Beyond that, though, I do agree the word "own" can be problematic. That's why i really prefer "deliver". E.g., imagine a sports network is thinking about the value of Houston football in East Texas. If Houston delivers a 30 rating in that area when they play, they are valuable to that network, because 30 is a high rating. They are valuable even if TAMU gets a 40 rating. It just means TAMU is even more valuable.
The problem a Houston has isn't that TAMU and Texas are more valuable in the Houston area than Houston is. It is that Houston just doesn't deliver much of the Houston market, irrespective of who else does. Hence they are not valuable.
Of course at a deeper level there is the issue of "is my school not valuable because we haven't mobilized our fan base, or because we don't have a large enough fan base"? If Houston draws bad TV ratings in East Texas because even though they have a huge alumni base that could constitute a big viewership, and that base likes Houston football more than anyone else, but just doesn't care enough about it to watch, then they need to mobilize and energize that base. On the other hand, if the reason is that Houston's big alumni base actually prefer TAMU or Texas football, then they need to convert TAMU and Texas fans to being Houston fans.

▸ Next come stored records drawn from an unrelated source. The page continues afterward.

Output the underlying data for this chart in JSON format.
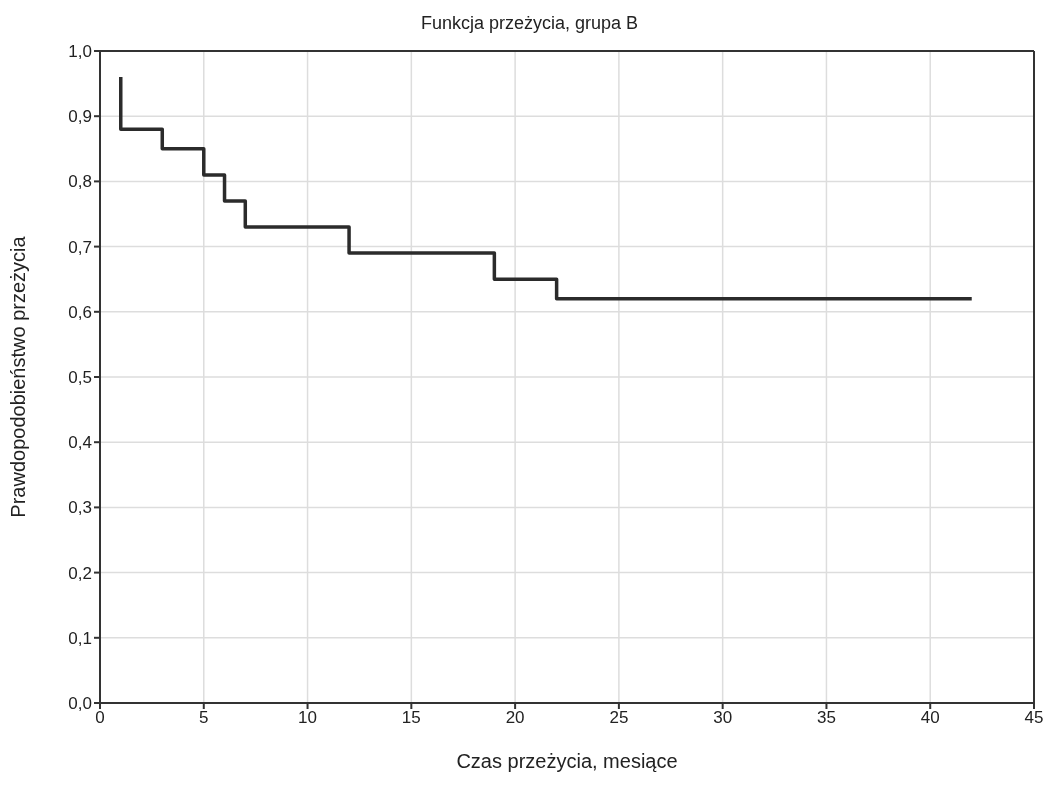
{
  "chart_data": {
    "type": "step",
    "title": "Funkcja przeżycia, grupa B",
    "xlabel": "Czas przeżycia, mesiące",
    "ylabel": "Prawdopodobieństwo przeżycia",
    "x": [
      1,
      1,
      3,
      5,
      6,
      7,
      12,
      19,
      22,
      42
    ],
    "series": [
      {
        "color": "#2b2b2b",
        "values": [
          0.96,
          0.88,
          0.85,
          0.81,
          0.77,
          0.73,
          0.69,
          0.65,
          0.62,
          0.62
        ]
      }
    ],
    "xlim": [
      0,
      45
    ],
    "xticks": [
      0,
      5,
      10,
      15,
      20,
      25,
      30,
      35,
      40,
      45
    ],
    "ylim": [
      0,
      1
    ],
    "yticks": [
      {
        "value": 0,
        "label": "0,0"
      },
      {
        "value": 0.1,
        "label": "0,1"
      },
      {
        "value": 0.2,
        "label": "0,2"
      },
      {
        "value": 0.3,
        "label": "0,3"
      },
      {
        "value": 0.4,
        "label": "0,4"
      },
      {
        "value": 0.5,
        "label": "0,5"
      },
      {
        "value": 0.6,
        "label": "0,6"
      },
      {
        "value": 0.7,
        "label": "0,7"
      },
      {
        "value": 0.8,
        "label": "0,8"
      },
      {
        "value": 0.9,
        "label": "0,9"
      },
      {
        "value": 1,
        "label": "1,0"
      }
    ],
    "grid": true,
    "legend": false,
    "marker": "none",
    "line_style": "solid"
  }
}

The latter is the problem that USF has: We have a huge USF alumni base in the Central-West Central Florida area, but because we have a short and not distinctive football history, and because UF, FSU, and Miami historically dominated the local sports media, many of those USF alums grew up liking the Gators, Noles, or Canes. They formed a bond with those programs as kids, before they went to college, and that allegiance has endured. They support USF in every other way, but on Saturdays they are Gators and Noles fans, not Bulls fans. A big problem for us.
I am part of that problem re basketball: I grew up in the DC area and became a Georgetown fan as a child in the 1970s. Eleven years at USF didn't change that, in hoops I am still a Hoyas fan first, USF fan second.